Sebagian besar sisa gaji, ayah serahkan kepada Nyai, yang kemudian oleh nyai diolah sebagi modal berdagang dan dikirim untuk uang saku adik ayah yang sekolah di IPB.
Setamat kuliah, ayah menikahi ibuku. Ketika aku lahir alhamdulillah ayah diterima bekerja di perusahaan yang lebih baik. Ibuku selalu mengulang cerita, apa yang bisa membuat keluarga kami sejahtera. Berapapun penghasilan ayah, ia selalu bagi 3, 1/3 untuk kebutuhan sehari2, 1/3 untuk ditabung, 1/3 untuk sedekah termasuk untuk membiayai nyai dan adik2nya serta keluarga ibuku yang memang sudah disadari sebagai kewajibannya.
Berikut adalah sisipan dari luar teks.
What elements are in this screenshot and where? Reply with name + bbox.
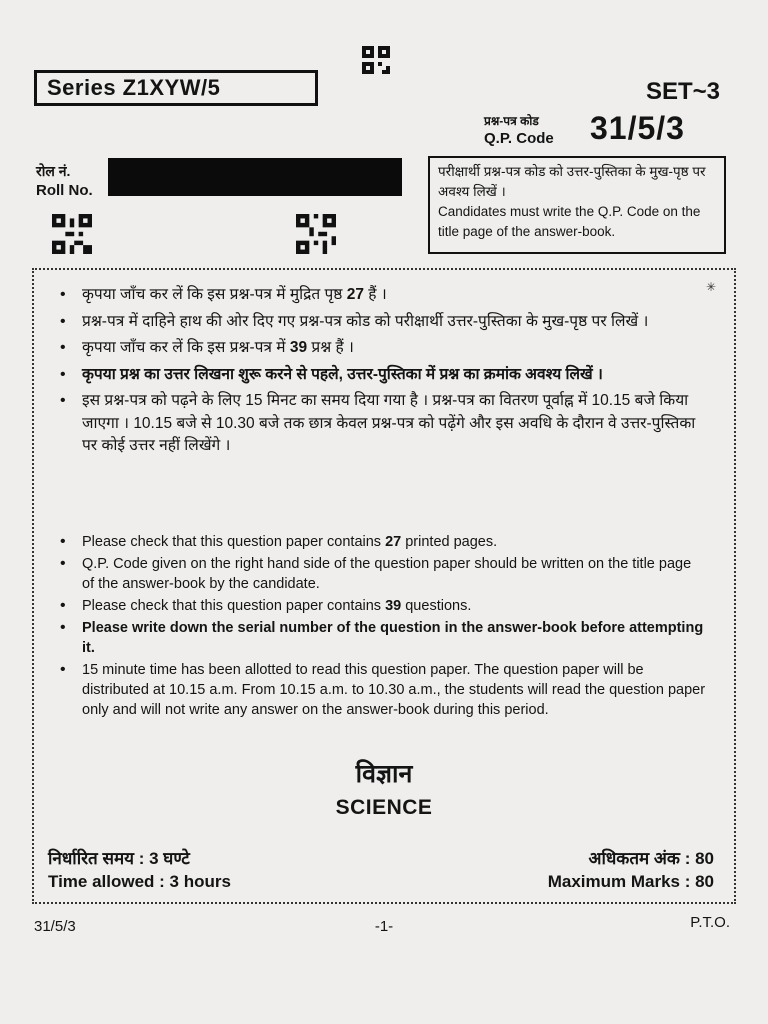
qp-code-label-hindi: प्रश्न-पत्र कोड <box>484 114 539 128</box>
max-marks-hindi: अधिकतम अंक : 80 <box>588 849 714 868</box>
instruction-text: 15 minute time has been allotted to read this question paper. The question paper will be distributed at 10.15 a.m. From 10.15 a.m. to 10.30 a.m., the students will read the question paper only and will not write any answer on the answer-book during this period. <box>82 662 706 718</box>
instruction-text: 39 <box>385 598 402 614</box>
set-number: SET~3 <box>645 78 720 105</box>
instruction-item <box>56 364 706 387</box>
instruction-text: कृपया प्रश्न का उत्तर लिखना शुरू करने से पहले, उत्तर-पुस्तिका में प्रश्न का क्रमांक अवश्य लिखें । <box>82 365 603 383</box>
subject-title: SCIENCE <box>335 796 433 819</box>
instruction-item <box>56 337 706 360</box>
bullet-icon: • <box>60 619 66 636</box>
qr-code-left <box>52 214 92 259</box>
instruction-text: प्रश्न-पत्र में दाहिने हाथ की ओर दिए गए प्रश्न-पत्र कोड को परीक्षार्थी उत्तर-पुस्तिका के मुख-पृष्ठ पर लिखें । <box>82 312 649 330</box>
instruction-item <box>56 596 706 616</box>
footer-code: 31/5/3 <box>34 918 76 935</box>
roll-number-redacted <box>108 158 402 196</box>
instruction-text: प्रश्न हैं । <box>307 339 354 356</box>
instructions-hindi <box>56 284 706 462</box>
bullet-icon: • <box>60 392 66 409</box>
bullet-icon: • <box>60 661 66 678</box>
notice-english: Candidates must write the Q.P. Code on the title page of the answer-book. <box>438 204 701 239</box>
instruction-item <box>56 532 706 552</box>
instruction-text: कृपया जाँच कर लें कि इस प्रश्न-पत्र में मुद्रित पृष्ठ <box>82 286 347 303</box>
series-label: Series Z1XYW/5 <box>34 70 318 106</box>
bullet-icon: • <box>60 286 66 303</box>
notice-hindi: परीक्षार्थी प्रश्न-पत्र कोड को उत्तर-पुस्तिका के मुख-पृष्ठ पर अवश्य लिखें । <box>438 164 706 199</box>
qp-code-notice <box>428 156 726 254</box>
roll-label: Roll No. <box>36 182 93 199</box>
bullet-icon: • <box>60 597 66 614</box>
pto-label: P.T.O. <box>690 914 730 931</box>
max-marks: Maximum Marks : 80 <box>547 872 714 891</box>
instruction-text: questions. <box>401 598 472 614</box>
instruction-text: 27 <box>346 286 364 303</box>
time-allowed: Time allowed : 3 hours <box>48 872 231 891</box>
bullet-icon: • <box>60 555 66 572</box>
instruction-item <box>56 660 706 720</box>
bullet-icon: • <box>60 365 66 383</box>
qr-code-top <box>362 46 390 79</box>
instruction-item <box>56 311 706 334</box>
instruction-text: 27 <box>385 534 402 550</box>
instruction-text: printed pages. <box>401 534 498 550</box>
instruction-item <box>56 554 706 594</box>
asterisk-mark: ✳ <box>706 280 717 294</box>
instruction-text: इस प्रश्न-पत्र को पढ़ने के लिए 15 मिनट का समय दिया गया है । प्रश्न-पत्र का वितरण पूर्वाह्न में 10.15 बजे किया जाएगा । 10.15 बजे से 10.30 बजे तक छात्र केवल प्रश्न-पत्र को पढ़ेंगे और इस अवधि के दौरान वे उत्तर-पुस्तिका पर कोई उत्तर नहीं लिखेंगे । <box>82 392 696 454</box>
bullet-icon: • <box>60 533 66 550</box>
instruction-text: 39 <box>289 339 308 356</box>
instruction-text: Please check that this question paper contains <box>82 598 386 614</box>
instruction-text: Q.P. Code given on the right hand side of the question paper should be written on the title page of the answer-book by the candidate. <box>82 556 692 592</box>
instruction-text: हैं । <box>364 286 387 303</box>
bullet-icon: • <box>60 339 66 356</box>
qp-code: 31/5/3 <box>590 110 685 146</box>
instruction-item <box>56 284 706 307</box>
page-number: -1- <box>374 918 394 935</box>
instruction-text: Please check that this question paper contains <box>82 534 386 550</box>
instruction-text: कृपया जाँच कर लें कि इस प्रश्न-पत्र में <box>82 339 290 356</box>
instruction-item <box>56 618 706 658</box>
bullet-icon: • <box>60 312 66 330</box>
instruction-item <box>56 390 706 458</box>
qr-code-middle <box>296 214 336 259</box>
qp-code-label: Q.P. Code <box>484 130 554 147</box>
subject-title-hindi: विज्ञान <box>355 760 413 788</box>
time-allowed-hindi: निर्धारित समय : 3 घण्टे <box>48 849 190 868</box>
roll-label-hindi: रोल नं. <box>36 163 71 179</box>
instructions-english <box>56 532 706 722</box>
instruction-text: Please write down the serial number of the question in the answer-book before attempting it. <box>82 620 704 656</box>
Jadi sampai sekarang ayah tak pernah absen akan tanggung jawabnya terhadap nyai, ombai (ibu ibuku) bagaimanapun keadaaanya. Dengan uang pensiun yang 1/9 dari gaji terakhirnya tanpa bisnis sampingan apapun. tidak ada yang berubah pada ayah akan kewajiban yang ditunaikannya. Selalu cukup, itu rahasia Allah, tangan Allah yang bekerja.
Karier ayah yang strategis pun tak lepas dari cobaan. Aku masih ingat ketika ayah ditugasakan selama 3tahun di daerah konfilk, perbatasan Aceh. Rompi anti peluru adalah yng wajib ayah kenakan katika berkunjung ke sumur minyak. Keharusan berlatih menggunakan senjata api dan kepemilikan pistol sebagai perlindungan diri adalah simbol betapa beresikonya jabatan ayah.
Yup sedikit cerita dari ayah paling hebat sedunia :) semoga Ayah disayang dan selalu dilingdungi Allah.